I know that there exists a group homorphism between $\Bbb Z/m\Bbb Z \rightarrow \Bbb Z/n \Bbb Z$ if and only if $n|m$ .
How should i continue ?
On
Basically $\Bbb Z/m\Bbb Z$ is isomorphic to $\mathbb{Z}_{m}$ and $\Bbb Z/n\Bbb Z$ is isomorphic to $\mathbb{Z}_{n}$. Then you can find out ring homomorphism from $\mathbb{Z}_{m}$ to $\mathbb{Z}_{n}$. And number of ring homomorphism from $\mathbb{Z}_{m}$ to $\mathbb{Z}_{n}$ is $2^{\omega(n)-\omega(n/\gcd(m,n))}$, where $\omega(n)$ is number of distinct prime divisor of $n$. For example if we want to find out ring homomorphisms from $\Bbb Z/20\Bbb Z$ to $\Bbb Z/30\Bbb Z$, i.e. from $\mathbb{Z}_{20}$ to $\mathbb{Z}_{30}$, then we will proceed like this. Common divisors of $20$ and $30$ are $ 1,2,5$ and $10$, so elements of this order in $\mathbb{Z}_{30}$ are $0,3,6,9,12,15,18,21,24,27 $ which give us ten group homomorphism and only $0,6,15,21 $ are idempotent elements in $\mathbb{Z}_{30}$ out of the ten above mentioned elements which give us four ring homomorphism i.e $\phi(x)=ax$ where $a$ is $0,6,15,21$.

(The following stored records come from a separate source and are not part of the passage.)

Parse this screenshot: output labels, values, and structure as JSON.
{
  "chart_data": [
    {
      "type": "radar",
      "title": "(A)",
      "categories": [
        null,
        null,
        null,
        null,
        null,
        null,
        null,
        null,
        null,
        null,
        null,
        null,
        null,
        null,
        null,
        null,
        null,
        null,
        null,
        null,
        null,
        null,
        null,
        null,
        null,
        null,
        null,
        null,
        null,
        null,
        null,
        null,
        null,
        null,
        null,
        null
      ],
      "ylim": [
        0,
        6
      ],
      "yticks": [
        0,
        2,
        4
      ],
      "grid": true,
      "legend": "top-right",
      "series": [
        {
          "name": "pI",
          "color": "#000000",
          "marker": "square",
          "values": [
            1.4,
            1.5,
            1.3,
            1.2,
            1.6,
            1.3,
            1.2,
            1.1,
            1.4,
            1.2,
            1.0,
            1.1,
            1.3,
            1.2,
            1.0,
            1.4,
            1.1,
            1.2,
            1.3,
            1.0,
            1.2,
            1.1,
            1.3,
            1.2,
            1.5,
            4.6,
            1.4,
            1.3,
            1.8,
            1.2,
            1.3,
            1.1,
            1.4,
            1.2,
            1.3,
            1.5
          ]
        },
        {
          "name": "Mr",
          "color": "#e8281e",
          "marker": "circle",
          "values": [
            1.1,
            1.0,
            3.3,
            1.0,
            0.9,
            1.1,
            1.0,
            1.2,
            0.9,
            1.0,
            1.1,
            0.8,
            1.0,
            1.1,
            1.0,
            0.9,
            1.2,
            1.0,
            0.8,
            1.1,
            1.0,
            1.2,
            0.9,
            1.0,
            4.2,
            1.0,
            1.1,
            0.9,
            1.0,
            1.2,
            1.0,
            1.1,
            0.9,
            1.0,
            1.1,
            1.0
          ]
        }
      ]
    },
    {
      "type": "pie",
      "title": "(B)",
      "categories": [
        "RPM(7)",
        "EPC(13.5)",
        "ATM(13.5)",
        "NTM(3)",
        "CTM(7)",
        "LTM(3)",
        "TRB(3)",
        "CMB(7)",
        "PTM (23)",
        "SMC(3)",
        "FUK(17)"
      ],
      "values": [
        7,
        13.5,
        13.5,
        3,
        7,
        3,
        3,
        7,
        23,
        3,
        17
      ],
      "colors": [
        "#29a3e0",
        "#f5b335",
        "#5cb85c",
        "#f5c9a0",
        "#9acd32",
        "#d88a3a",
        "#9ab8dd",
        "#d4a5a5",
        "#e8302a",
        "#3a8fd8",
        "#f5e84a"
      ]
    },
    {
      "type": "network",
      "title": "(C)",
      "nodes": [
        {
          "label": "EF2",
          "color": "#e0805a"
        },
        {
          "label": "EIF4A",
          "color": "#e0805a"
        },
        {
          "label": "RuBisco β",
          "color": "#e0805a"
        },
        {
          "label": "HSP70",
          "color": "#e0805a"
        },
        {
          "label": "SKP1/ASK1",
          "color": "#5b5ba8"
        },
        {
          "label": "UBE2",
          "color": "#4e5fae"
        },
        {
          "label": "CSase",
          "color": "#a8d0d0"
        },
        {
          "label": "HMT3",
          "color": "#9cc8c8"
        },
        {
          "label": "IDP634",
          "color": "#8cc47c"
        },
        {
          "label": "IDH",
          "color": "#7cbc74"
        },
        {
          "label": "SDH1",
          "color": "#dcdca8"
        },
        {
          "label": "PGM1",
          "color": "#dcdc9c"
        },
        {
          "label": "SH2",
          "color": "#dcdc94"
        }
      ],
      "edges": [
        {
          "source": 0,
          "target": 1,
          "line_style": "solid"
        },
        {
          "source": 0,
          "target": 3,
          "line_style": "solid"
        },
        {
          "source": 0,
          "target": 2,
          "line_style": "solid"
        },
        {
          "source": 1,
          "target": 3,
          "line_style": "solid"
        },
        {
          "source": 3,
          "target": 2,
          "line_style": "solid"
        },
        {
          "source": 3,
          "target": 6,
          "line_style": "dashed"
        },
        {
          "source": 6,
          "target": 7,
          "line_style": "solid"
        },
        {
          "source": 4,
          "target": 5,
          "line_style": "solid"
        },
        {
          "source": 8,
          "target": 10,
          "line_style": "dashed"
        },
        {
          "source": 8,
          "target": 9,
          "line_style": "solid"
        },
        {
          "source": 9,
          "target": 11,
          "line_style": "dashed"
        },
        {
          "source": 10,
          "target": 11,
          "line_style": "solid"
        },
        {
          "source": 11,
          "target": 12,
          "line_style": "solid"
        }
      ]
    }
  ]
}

I assume that ring homomorphisms map $1$ to $1$.
Suppose $f\colon\mathbb{Z}/m\mathbb{Z}\to\mathbb{Z}/n\mathbb{Z}$ is a ring homomorphism. Then, if $\pi\colon\mathbb{Z}\to\mathbb{Z}/m\mathbb{Z}$ is the canonical projection, $f\circ\pi$ is the unique ring homomorphism $\mathbb{Z}\to\mathbb{Z}/n\mathbb{Z}$.
Since $\pi$ is surjective, this shows that at most one ring homomorphism $f$ exists.
A necessary condition for existence is that $n\mathbb{Z}=\ker(f\circ\pi)\supseteq m\mathbb{Z}$, hence that $n\mid m$.
It's easy to see that this condition is also sufficient.